Terdampar

Bla
Chapter #30

Api dan Es

“Apa kau sudah mendapatkan Tongkat Magna?” tanyanya antusias, mengabaikan kondisiku yang kelelahan.

Kemarahan berdenyut dalam diriku secara otomatis, sebuah reaksi naluriah terhadap dirinya yang cuek.

“Ya, tapi saya juga bertemu dengan seseorang bernama Sanjaya.”

“Oh, terus?” tanyanya acuh tak acuh.

“Dia mengatakan sesuatu yang sangat mengejutkan.” Aku masih berusaha meredam amarahku yang nyaris meledak.

“Oh, yah bisa dibicarakan nanti. Mana to-”

“Apa maksudnya dengan Anda mensabotase kapal King? Apa tujuan Anda?!” bentakku kesal.

Wajahnya memerah. Aku langsung merasa mengerikan untuk membentaknya seperti itu. Seumur-umur aku jarang sekali marah, dan kali ini aku benar-benar lepas kendali. Aku menghela napas dalam-dalam dan berusaha membuat nadaku terdengar lebih ramah.

“Tolong jelaskan, apa yang sebenarnya terjadi di sini. Mengapa Sanjaya, teknisi kapal King, mengatakan Anda mensabotase kapal King?”

“Yah, apa pun yang dia bilang itu tidak penting. Yang penting sekarang adalah menyelamatkan kekasihmu, bukan? Dan teori saya mengenai adanya obat di dalam kuil itu masuk akal, bukan? Kenapa kau tidak memikirkan itu saja sekarang?”

Pandanganku menjadi dingin. “Teori? Berarti Anda tidak yakin adanya obat di dalam kuil itu? Namun Anda tahu mengenai Tongkat Magna, bahkan sampai hafal letaknya?”

Dia tergagap, tetapi tidak berhasil dengan jelas.

“Bukankah Anda menghabiskan waktu bertahun-tahun mempelajari pulau ini? Apa jangan-jangan..?”

“Memang betul, saya telah bertahun-tahun mempelajari pulau ini,” dia mendengus, dengan anggukan.

“Lalu?” desakku.

Dia berjuang untuk menenangkan diri sebelum menjawab. "Ya," katanya dengan suara tidak meyakinkan. “Ya, sudah menjadi pekerjaan saya meneliti pulau ini.”

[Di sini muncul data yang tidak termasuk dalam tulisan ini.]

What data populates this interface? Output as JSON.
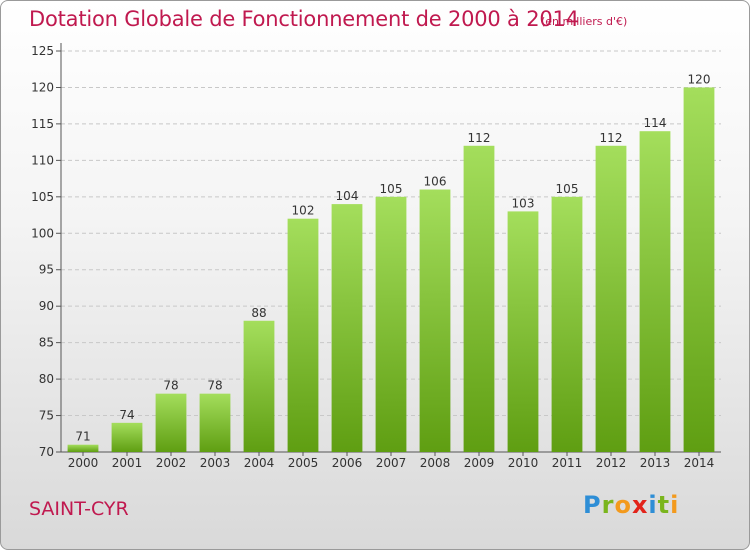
{
  "header": {
    "title": "Dotation Globale de Fonctionnement de 2000 à 2014",
    "unit": "(en milliers d'€)"
  },
  "footer": {
    "commune": "SAINT-CYR",
    "brand": [
      "P",
      "r",
      "o",
      "x",
      "i",
      "t",
      "i"
    ]
  },
  "colors": {
    "title": "#c0194f",
    "bar_light": "#a4de5c",
    "bar_dark": "#5f9e12",
    "brand": [
      "#2e8ed6",
      "#7ab51d",
      "#f39a1d",
      "#e2231a",
      "#2e8ed6",
      "#7ab51d",
      "#f39a1d"
    ]
  },
  "chart_data": {
    "type": "bar",
    "categories": [
      "2000",
      "2001",
      "2002",
      "2003",
      "2004",
      "2005",
      "2006",
      "2007",
      "2008",
      "2009",
      "2010",
      "2011",
      "2012",
      "2013",
      "2014"
    ],
    "values": [
      71,
      74,
      78,
      78,
      88,
      102,
      104,
      105,
      106,
      112,
      103,
      105,
      112,
      114,
      120
    ],
    "ylim": [
      70,
      125
    ],
    "yticks": [
      70,
      75,
      80,
      85,
      90,
      95,
      100,
      105,
      110,
      115,
      120,
      125
    ],
    "grid": true,
    "data_labels": true
  }
}
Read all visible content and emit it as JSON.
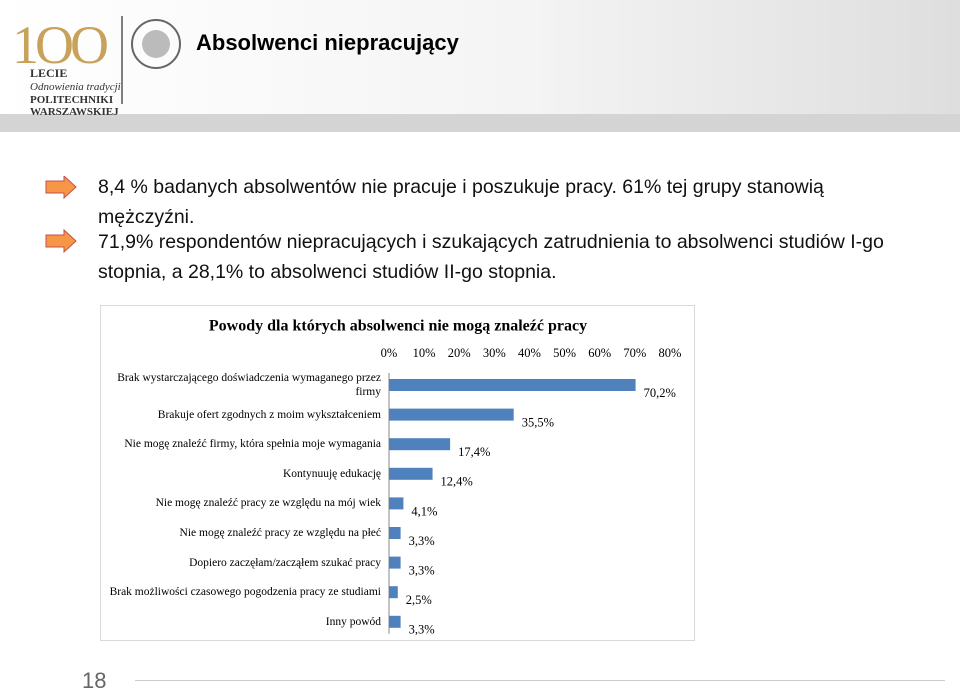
{
  "header": {
    "title": "Absolwenci niepracujący",
    "logo_lines": [
      "LECIE",
      "Odnowienia tradycji",
      "POLITECHNIKI",
      "WARSZAWSKIEJ"
    ]
  },
  "bullets": [
    "8,4 % badanych absolwentów nie pracuje i poszukuje pracy. 61% tej grupy stanowią mężczyźni.",
    "71,9% respondentów niepracujących i szukających zatrudnienia to absolwenci studiów I-go stopnia, a 28,1% to absolwenci studiów II-go stopnia."
  ],
  "chart_data": {
    "type": "hbar",
    "title": "Powody dla których absolwenci nie mogą znaleźć pracy",
    "categories": [
      "Brak wystarczającego doświadczenia wymaganego przez firmy",
      "Brakuje ofert zgodnych z moim wykształceniem",
      "Nie mogę znaleźć firmy, która spełnia moje wymagania",
      "Kontynuuję edukację",
      "Nie mogę znaleźć pracy ze względu na mój wiek",
      "Nie mogę znaleźć pracy ze względu na płeć",
      "Dopiero zaczęłam/zacząłem szukać pracy",
      "Brak możliwości czasowego pogodzenia pracy ze studiami",
      "Inny powód"
    ],
    "values": [
      70.2,
      35.5,
      17.4,
      12.4,
      4.1,
      3.3,
      3.3,
      2.5,
      3.3
    ],
    "value_labels": [
      "70,2%",
      "35,5%",
      "17,4%",
      "12,4%",
      "4,1%",
      "3,3%",
      "3,3%",
      "2,5%",
      "3,3%"
    ],
    "color": "#4f81bd",
    "xlim": [
      0,
      80
    ],
    "xticks": [
      {
        "value": 0,
        "label": "0%"
      },
      {
        "value": 10,
        "label": "10%"
      },
      {
        "value": 20,
        "label": "20%"
      },
      {
        "value": 30,
        "label": "30%"
      },
      {
        "value": 40,
        "label": "40%"
      },
      {
        "value": 50,
        "label": "50%"
      },
      {
        "value": 60,
        "label": "60%"
      },
      {
        "value": 70,
        "label": "70%"
      },
      {
        "value": 80,
        "label": "80%"
      }
    ]
  },
  "page_number": "18"
}
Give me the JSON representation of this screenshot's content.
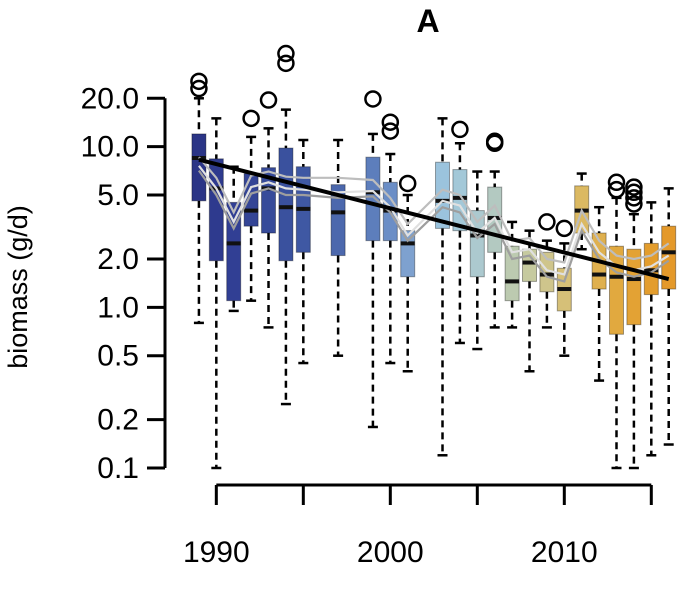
{
  "chart_data": {
    "type": "box",
    "title": "A",
    "xlabel": "",
    "ylabel": "biomass (g/d)",
    "y_scale": "log",
    "ylim": [
      0.1,
      30
    ],
    "xlim": [
      1988.2,
      2015.5
    ],
    "y_ticks": [
      {
        "value": 20.0,
        "label": "20.0"
      },
      {
        "value": 10.0,
        "label": "10.0"
      },
      {
        "value": 5.0,
        "label": "5.0"
      },
      {
        "value": 2.0,
        "label": "2.0"
      },
      {
        "value": 1.0,
        "label": "1.0"
      },
      {
        "value": 0.5,
        "label": "0.5"
      },
      {
        "value": 0.2,
        "label": "0.2"
      },
      {
        "value": 0.1,
        "label": "0.1"
      }
    ],
    "x_ticks": [
      {
        "value": 1990,
        "label": "1990"
      },
      {
        "value": 1995,
        "label": ""
      },
      {
        "value": 2000,
        "label": "2000"
      },
      {
        "value": 2005,
        "label": ""
      },
      {
        "value": 2010,
        "label": "2010"
      },
      {
        "value": 2015,
        "label": ""
      }
    ],
    "boxes": [
      {
        "year": 1989,
        "whislo": 0.8,
        "q1": 4.6,
        "med": 8.5,
        "q3": 12.0,
        "whishi": 20.0,
        "fliers": [
          23.0,
          25.5
        ],
        "color": "#2b3586"
      },
      {
        "year": 1990,
        "whislo": 0.1,
        "q1": 1.95,
        "med": 5.5,
        "q3": 8.4,
        "whishi": 15.0,
        "fliers": [],
        "color": "#2e3a8e"
      },
      {
        "year": 1991,
        "whislo": 0.95,
        "q1": 1.1,
        "med": 2.5,
        "q3": 4.5,
        "whishi": 7.5,
        "fliers": [],
        "color": "#313f94"
      },
      {
        "year": 1992,
        "whislo": 1.1,
        "q1": 3.2,
        "med": 4.0,
        "q3": 6.8,
        "whishi": 11.5,
        "fliers": [
          15.0
        ],
        "color": "#344596"
      },
      {
        "year": 1993,
        "whislo": 0.75,
        "q1": 2.9,
        "med": 5.5,
        "q3": 7.4,
        "whishi": 13.0,
        "fliers": [
          19.5
        ],
        "color": "#374b9a"
      },
      {
        "year": 1994,
        "whislo": 0.25,
        "q1": 1.95,
        "med": 4.2,
        "q3": 9.8,
        "whishi": 17.0,
        "fliers": [
          33.0,
          38.0
        ],
        "color": "#3a519e"
      },
      {
        "year": 1995,
        "whislo": 0.45,
        "q1": 2.2,
        "med": 4.1,
        "q3": 7.5,
        "whishi": 11.0,
        "fliers": [],
        "color": "#3f58a3"
      },
      {
        "year": 1997,
        "whislo": 0.5,
        "q1": 2.1,
        "med": 3.9,
        "q3": 5.8,
        "whishi": 11.0,
        "fliers": [],
        "color": "#4c68ad"
      },
      {
        "year": 1999,
        "whislo": 0.18,
        "q1": 2.6,
        "med": 5.2,
        "q3": 8.6,
        "whishi": 12.0,
        "fliers": [
          19.8
        ],
        "color": "#5d7ebc"
      },
      {
        "year": 2000,
        "whislo": 0.45,
        "q1": 2.6,
        "med": 4.0,
        "q3": 6.0,
        "whishi": 9.0,
        "fliers": [
          12.5,
          14.2
        ],
        "color": "#6b8ec6"
      },
      {
        "year": 2001,
        "whislo": 0.4,
        "q1": 1.55,
        "med": 2.5,
        "q3": 3.0,
        "whishi": 5.0,
        "fliers": [
          5.9
        ],
        "color": "#7ea1cf"
      },
      {
        "year": 2003,
        "whislo": 0.12,
        "q1": 3.1,
        "med": 4.6,
        "q3": 8.0,
        "whishi": 15.0,
        "fliers": [],
        "color": "#9bc3dd"
      },
      {
        "year": 2004,
        "whislo": 0.6,
        "q1": 3.0,
        "med": 4.8,
        "q3": 7.2,
        "whishi": 10.5,
        "fliers": [
          12.8
        ],
        "color": "#a3c8d8"
      },
      {
        "year": 2005,
        "whislo": 0.55,
        "q1": 1.55,
        "med": 2.8,
        "q3": 4.0,
        "whishi": 7.0,
        "fliers": [],
        "color": "#acc9cf"
      },
      {
        "year": 2006,
        "whislo": 0.75,
        "q1": 2.2,
        "med": 3.6,
        "q3": 5.6,
        "whishi": 7.0,
        "fliers": [
          10.5,
          10.8
        ],
        "color": "#b3c9c1"
      },
      {
        "year": 2007,
        "whislo": 0.75,
        "q1": 1.1,
        "med": 1.45,
        "q3": 2.4,
        "whishi": 3.4,
        "fliers": [],
        "color": "#bccab0"
      },
      {
        "year": 2008,
        "whislo": 0.4,
        "q1": 1.45,
        "med": 1.9,
        "q3": 2.3,
        "whishi": 3.0,
        "fliers": [],
        "color": "#c6ca9f"
      },
      {
        "year": 2009,
        "whislo": 0.75,
        "q1": 1.25,
        "med": 1.6,
        "q3": 2.2,
        "whishi": 2.6,
        "fliers": [
          3.4
        ],
        "color": "#cfc58c"
      },
      {
        "year": 2010,
        "whislo": 0.5,
        "q1": 0.95,
        "med": 1.3,
        "q3": 1.75,
        "whishi": 2.5,
        "fliers": [
          3.1
        ],
        "color": "#d6c078"
      },
      {
        "year": 2011,
        "whislo": 2.3,
        "q1": 2.9,
        "med": 4.0,
        "q3": 5.7,
        "whishi": 6.8,
        "fliers": [],
        "color": "#dbb962"
      },
      {
        "year": 2012,
        "whislo": 0.35,
        "q1": 1.3,
        "med": 1.6,
        "q3": 2.9,
        "whishi": 4.2,
        "fliers": [],
        "color": "#dfb04f"
      },
      {
        "year": 2013,
        "whislo": 0.1,
        "q1": 0.68,
        "med": 1.55,
        "q3": 2.4,
        "whishi": 4.8,
        "fliers": [
          5.4,
          6.0
        ],
        "color": "#e1a93f"
      },
      {
        "year": 2014,
        "whislo": 0.1,
        "q1": 0.78,
        "med": 1.5,
        "q3": 2.3,
        "whishi": 3.8,
        "fliers": [
          4.4,
          4.8,
          5.2,
          5.6
        ],
        "color": "#e3a234"
      },
      {
        "year": 2015,
        "whislo": 0.12,
        "q1": 1.2,
        "med": 1.7,
        "q3": 2.5,
        "whishi": 4.5,
        "fliers": [],
        "color": "#e39d2d"
      },
      {
        "year": 2016,
        "whislo": 0.14,
        "q1": 1.3,
        "med": 2.2,
        "q3": 3.2,
        "whishi": 5.5,
        "fliers": [],
        "color": "#e4992a"
      }
    ],
    "trend_line": {
      "x": [
        1989,
        2016
      ],
      "y": [
        8.3,
        1.5
      ],
      "color": "#000000"
    },
    "band_lines": [
      {
        "color": "#bdbdbd",
        "x": [
          1989,
          1990,
          1991,
          1992,
          1993,
          1994,
          1995,
          1997,
          1999,
          2000,
          2001,
          2003,
          2004,
          2005,
          2006,
          2007,
          2008,
          2009,
          2010,
          2011,
          2012,
          2013,
          2014,
          2015,
          2016
        ],
        "y": [
          8.6,
          6.4,
          3.9,
          6.6,
          7.0,
          6.5,
          6.4,
          6.4,
          6.2,
          4.8,
          3.3,
          5.4,
          5.0,
          3.4,
          4.3,
          2.6,
          2.7,
          2.0,
          1.9,
          4.0,
          2.6,
          2.1,
          2.0,
          2.1,
          2.5
        ]
      },
      {
        "color": "#e0e0e0",
        "x": [
          1989,
          1990,
          1991,
          1992,
          1993,
          1994,
          1995,
          1997,
          1999,
          2000,
          2001,
          2003,
          2004,
          2005,
          2006,
          2007,
          2008,
          2009,
          2010,
          2011,
          2012,
          2013,
          2014,
          2015,
          2016
        ],
        "y": [
          7.6,
          5.5,
          3.4,
          5.6,
          6.0,
          5.5,
          5.4,
          5.2,
          5.3,
          4.2,
          2.8,
          4.6,
          4.3,
          2.9,
          3.6,
          2.2,
          2.3,
          1.7,
          1.6,
          3.3,
          2.2,
          1.8,
          1.7,
          1.8,
          2.1
        ]
      },
      {
        "color": "#9e9e9e",
        "x": [
          1989,
          1990,
          1991,
          1992,
          1993,
          1994,
          1995,
          1997,
          1999,
          2000,
          2001,
          2003,
          2004,
          2005,
          2006,
          2007,
          2008,
          2009,
          2010,
          2011,
          2012,
          2013,
          2014,
          2015,
          2016
        ],
        "y": [
          7.1,
          5.0,
          3.1,
          5.1,
          5.5,
          5.0,
          5.0,
          4.8,
          4.9,
          3.9,
          2.6,
          4.2,
          3.9,
          2.7,
          3.3,
          2.0,
          2.1,
          1.55,
          1.45,
          3.0,
          2.0,
          1.65,
          1.55,
          1.65,
          1.95
        ]
      }
    ]
  }
}
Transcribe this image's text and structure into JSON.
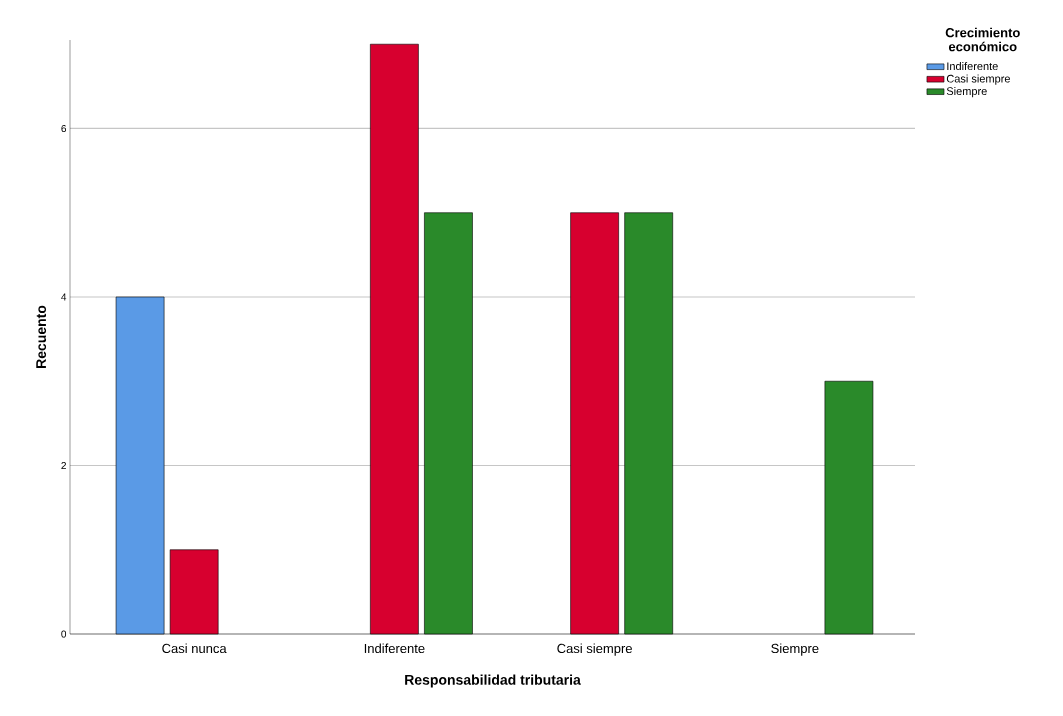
{
  "chart_data": {
    "type": "bar",
    "xlabel": "Responsabilidad tributaria",
    "ylabel": "Recuento",
    "legend_title": "Crecimiento económico",
    "categories": [
      "Casi nunca",
      "Indiferente",
      "Casi siempre",
      "Siempre"
    ],
    "series": [
      {
        "name": "Indiferente",
        "color": "#5a9ae6",
        "values": [
          4,
          null,
          null,
          null
        ]
      },
      {
        "name": "Casi siempre",
        "color": "#d7002f",
        "values": [
          1,
          7,
          5,
          null
        ]
      },
      {
        "name": "Siempre",
        "color": "#2a8a2a",
        "values": [
          null,
          5,
          5,
          3
        ]
      }
    ],
    "ylim": [
      0,
      7.05
    ],
    "yticks": [
      0,
      2,
      4,
      6
    ],
    "grid": "y",
    "legend": "top right"
  }
}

“Jangan berbohong lagi pada saya, Prof. Saya sudah tahu bahwa Anda mempermainkan saya selama ini. Sebaiknya Anda berkata jujur sekarang,” ancamku sambil menyembunyikan Tongkat Magna di balik punggungku.

Aku berniat mengancam tidak akan memberikannya tongkat tersebut hingga dia mampu berkata jujur padaku.

“Mikha…” ujarnya. Dia menatapku dengan tatapan layu.

“Saya tidak akan memberikan tongkat ini sampai Anda memberitahu saya yang sebenarnya.”